Personal details
- Born: Ibadan
- Died: 29 January 1993 Ibadan
- Parent: Alfa Aliu Adisa Alaga
- Occupation: Activist Entrepreneur
- Profession: Activist
- Nickname: Muminaat

= Humuani Alaga =

Nigerian activist

Humuani Amoke Alaga, popularly known as Mama Humuani Alaga (ca. 1900 - 1993) was a Nigerian activist and indigenous entrepreneur in the textile business. She was also referred to as a Muminaat who encouraged and influenced women to be active citizens. In 1938, she led protesters to demand equal pay and better working condition for women. In 1958, she founded the Isabatudeen Women's Society with 11 other women.
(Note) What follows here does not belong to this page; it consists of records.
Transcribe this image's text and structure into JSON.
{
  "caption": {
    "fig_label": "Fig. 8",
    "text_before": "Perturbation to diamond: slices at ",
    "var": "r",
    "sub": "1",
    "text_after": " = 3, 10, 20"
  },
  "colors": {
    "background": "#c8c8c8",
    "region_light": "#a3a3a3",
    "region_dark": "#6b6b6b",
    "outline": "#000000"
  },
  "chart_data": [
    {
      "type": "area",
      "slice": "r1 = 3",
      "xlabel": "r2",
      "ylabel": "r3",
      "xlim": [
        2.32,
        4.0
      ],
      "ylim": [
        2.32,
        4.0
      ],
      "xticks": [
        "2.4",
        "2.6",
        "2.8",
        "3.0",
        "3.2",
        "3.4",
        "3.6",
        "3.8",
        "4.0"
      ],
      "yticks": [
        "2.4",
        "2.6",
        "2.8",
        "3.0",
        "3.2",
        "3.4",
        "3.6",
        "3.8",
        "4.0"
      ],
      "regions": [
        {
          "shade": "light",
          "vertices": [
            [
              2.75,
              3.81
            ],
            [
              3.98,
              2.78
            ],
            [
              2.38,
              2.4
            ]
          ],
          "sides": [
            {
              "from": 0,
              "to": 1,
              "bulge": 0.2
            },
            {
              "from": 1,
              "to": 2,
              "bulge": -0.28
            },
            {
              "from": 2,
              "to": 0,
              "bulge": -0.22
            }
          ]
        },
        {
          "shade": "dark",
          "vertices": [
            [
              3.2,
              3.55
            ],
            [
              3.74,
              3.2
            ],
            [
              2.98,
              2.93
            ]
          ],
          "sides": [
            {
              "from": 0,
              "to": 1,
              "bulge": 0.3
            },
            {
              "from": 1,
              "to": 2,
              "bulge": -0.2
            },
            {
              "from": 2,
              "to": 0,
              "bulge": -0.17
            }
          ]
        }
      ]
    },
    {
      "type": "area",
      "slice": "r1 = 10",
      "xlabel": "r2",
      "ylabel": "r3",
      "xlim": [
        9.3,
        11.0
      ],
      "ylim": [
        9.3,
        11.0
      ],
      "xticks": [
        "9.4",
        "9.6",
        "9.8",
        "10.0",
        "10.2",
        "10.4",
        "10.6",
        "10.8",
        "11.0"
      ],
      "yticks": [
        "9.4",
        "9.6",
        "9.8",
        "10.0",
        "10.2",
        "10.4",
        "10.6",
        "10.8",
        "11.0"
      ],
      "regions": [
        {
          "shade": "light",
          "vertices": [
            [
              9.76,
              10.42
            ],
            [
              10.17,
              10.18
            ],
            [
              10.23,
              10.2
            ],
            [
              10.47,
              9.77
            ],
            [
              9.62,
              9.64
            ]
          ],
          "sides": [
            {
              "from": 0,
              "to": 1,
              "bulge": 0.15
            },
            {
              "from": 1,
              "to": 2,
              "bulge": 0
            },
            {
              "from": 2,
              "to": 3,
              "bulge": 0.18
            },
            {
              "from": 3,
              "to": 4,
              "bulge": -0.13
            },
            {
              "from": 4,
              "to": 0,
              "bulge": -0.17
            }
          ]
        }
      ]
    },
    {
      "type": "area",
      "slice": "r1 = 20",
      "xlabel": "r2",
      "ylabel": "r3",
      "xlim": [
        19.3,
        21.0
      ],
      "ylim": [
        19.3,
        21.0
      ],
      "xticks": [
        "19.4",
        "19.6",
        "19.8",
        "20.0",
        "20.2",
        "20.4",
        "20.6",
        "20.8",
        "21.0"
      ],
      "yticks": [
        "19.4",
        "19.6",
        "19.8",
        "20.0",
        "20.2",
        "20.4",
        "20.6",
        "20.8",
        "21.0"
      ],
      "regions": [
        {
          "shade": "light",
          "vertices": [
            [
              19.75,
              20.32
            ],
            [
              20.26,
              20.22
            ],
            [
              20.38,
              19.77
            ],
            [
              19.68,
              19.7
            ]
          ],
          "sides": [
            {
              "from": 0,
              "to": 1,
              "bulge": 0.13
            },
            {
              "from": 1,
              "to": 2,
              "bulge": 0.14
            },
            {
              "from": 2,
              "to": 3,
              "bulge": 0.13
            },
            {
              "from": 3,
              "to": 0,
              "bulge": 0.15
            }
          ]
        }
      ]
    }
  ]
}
In 1959, she co-founded the National Council of Women's Societies.

==Early life==
Alaga was born around 1900 in Ibadan into the family of Alfa Aliu Adisa Alaga, a Muslim cleric and trader, and Asimowu Oladoyinbo Ladebo Anigbalawo, a textile and bead trader. With two older sisters and an older brother, she was the youngest in the family. She ventured into the sales of textiles and beads at a very young age through her parents. She married at the age of 18.

==Career==
Alaga started her business by hawking textiles after her marriage in 1925. She later opened a shop between 1928 and 1929 and became a dealer for other companies.
She became the leader of textile dealers in 1934 at Gbagi market. She co-founded the Egbe Ifelodun in 1930. She founded the Isabatudeen society in 1958. In 1958, after being refused entry for her daughter into a Christian school, she founded, with eleven other women, a society which took the name of Isabatudeen Society (IS). At the heart of its program was a project to create a secondary school for girls. She founded Isabatudeen Girls' Grammar School.

==Activism==
The Women Cotton Trade Union protested in 1938 against the Lebanese traders who were acting as middlemen in the textile business and were making huge profits. The protest was led by Alaga as she was against the Lebanese traders operating at some places in Ibadan that was meant for the local traders. This later led to the creation of the National Council of Women's Societies (NCWS) in 1959. In 1953, she led the Ibadan African Textile Association to protest against the relocation of Dugbe market. The protesters went bare-footed and bare-headed to the king's palace and demanded that the location of the market remained unchanged. She also led market women to the Governor's place to protest against the killing of protesters by soldiers in 1978.

She also advocated for equal pay for all during a visit to the State Governor.

==Death==
Alaga died on 29 January 1993 in Ibadan.